Aereo’s Fuzzy Legal Legacy

While the FCC seems to have backed off for now from a proposal to update the regulatory definition of multichannel video programming distributors (MVPDs) to include certain types of over-the-top services, the battle over how the law should treat online video rages on along other fronts.

aereo_antennaOn Wednesday, a redacted copy of an opinion issued under seal last month by U.S. district court judge Rosemary Collyer, concluding that OTT broadcast service FilmOn X was not entitled to the compulsory license that cable and satellite services rely on when they retransmit copyrighted content contained in broadcast signals, was released to the public. And even with the redactions, it’s now clear that Judge Collyer took a 180-degree different view of the question than U.S. district judge George Wu took last year in ruling that FilmOn was, in fact, entitled to the compulsory license.

The two questions — who qualifies as a MVPD under FCC regulations? and who qualifies for the compulsory copyright license MVPDs rely on? — are legally distinct, but closely related.

As discussed in the previous post, the FCC had proposed classifying certain “online video distributors” and MVPDs, giving them the same negotiating rights and protections that traditional MVPDs enjoy when negotiating retransmission deals with broadcasters. Even had the FCC gone ahead with its proposal, however, the newly minted online MVPDs would still have needed a license to retransmit the copyrighted programming embedded in broadcast signals.

Since the FCC has no authority in copyright matters, it could not extend the compulsory license to the new MVPDs simply by reclassifying them, conceivably leaving the new candidates in something of a legal limbo. Only Congress, which created the compulsory license in 1976, has the power to change copyright law.

One would-be online video distributor, however, Aereo, claimed not to need to negotiate retransmission consent from the broadcasters since the design of its system, Aereo insisted, was such that it wasn’t retransmitting anything but merely helping consumers transmit freely available broadcast signals to themselves over the internet. The broadcasters, unsurprisingly, disagreed, and last year, the Surpreme Court agreed with the broadcasters.

Aereo, the court declared in a 6-3 ruling, was acting, for all intents and purposes, as  a traditional cable system, and on that analogy should be paying retransmission fees to the broadcasters.

While that put an end to Aereo, Justice Stephen Breyer’s opinion in the case had the ironic effect of opening the door to the current controversy over the compulsory license. Since the compulsory license was not technically at issue in the Aereo case, the court did not address it. But FilmOn, which had modeled the design of its system closely on Aereo’s, seized on Breyer’s characterization of Aereo as, de facto, a cable system, to claim that it’s look-alike service was also, de facto , a cable system and therefore should be entitled to the same compulsory license that other cable systems enjoy, adding, cheekily, that it was will to negotiate retransmission consent with the broadcasters if it got the license.

Judge Wu, in fact, took Breyer’s characterization as tantamount to a directed judgment in favor of FilmOn. Judge Collyer, however, took that reasoning as nonsense in ruling the other way (see Eriq Gardner’s analysis here).

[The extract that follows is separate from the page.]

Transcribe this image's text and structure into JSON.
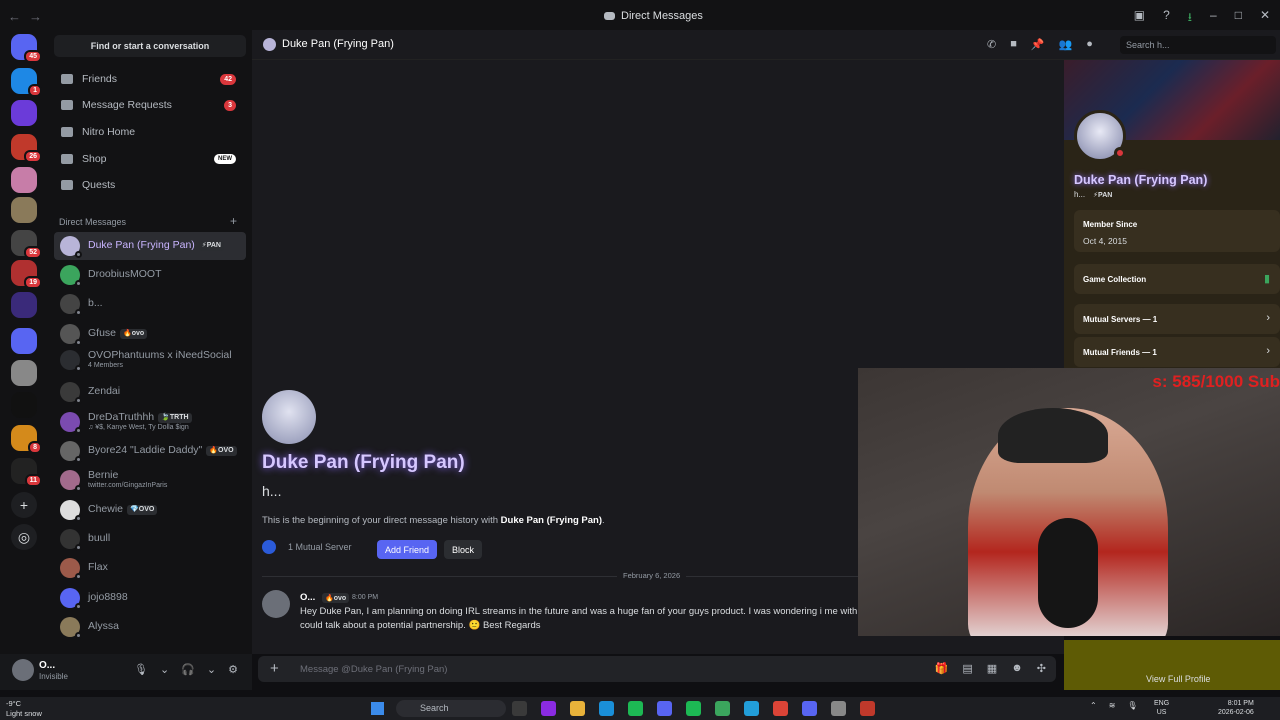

Both decisions are now going up on appeal, in different circuits, and starting from diametrically opposed positions, raising the strong possibility of a split in the circuits on the question that only the Supreme Court could resolve.

Whether the court has the appetite for dispute is an open question, however. Breyer’s opinion in Aereo was not exactly viewed as a model of legal reasoning in many legal and copyright circles and the court may not want to go there again. On the other hand, the court helped create the current mess and may feel it has an obligation to clean it up.

Either way, however, as discussed in the previous post here, online video providers are starting to make significant investments based in part on certain assumptions about the legal and regulatory status of online video, and they won’t be happy if it turns out the assumptions were wrong.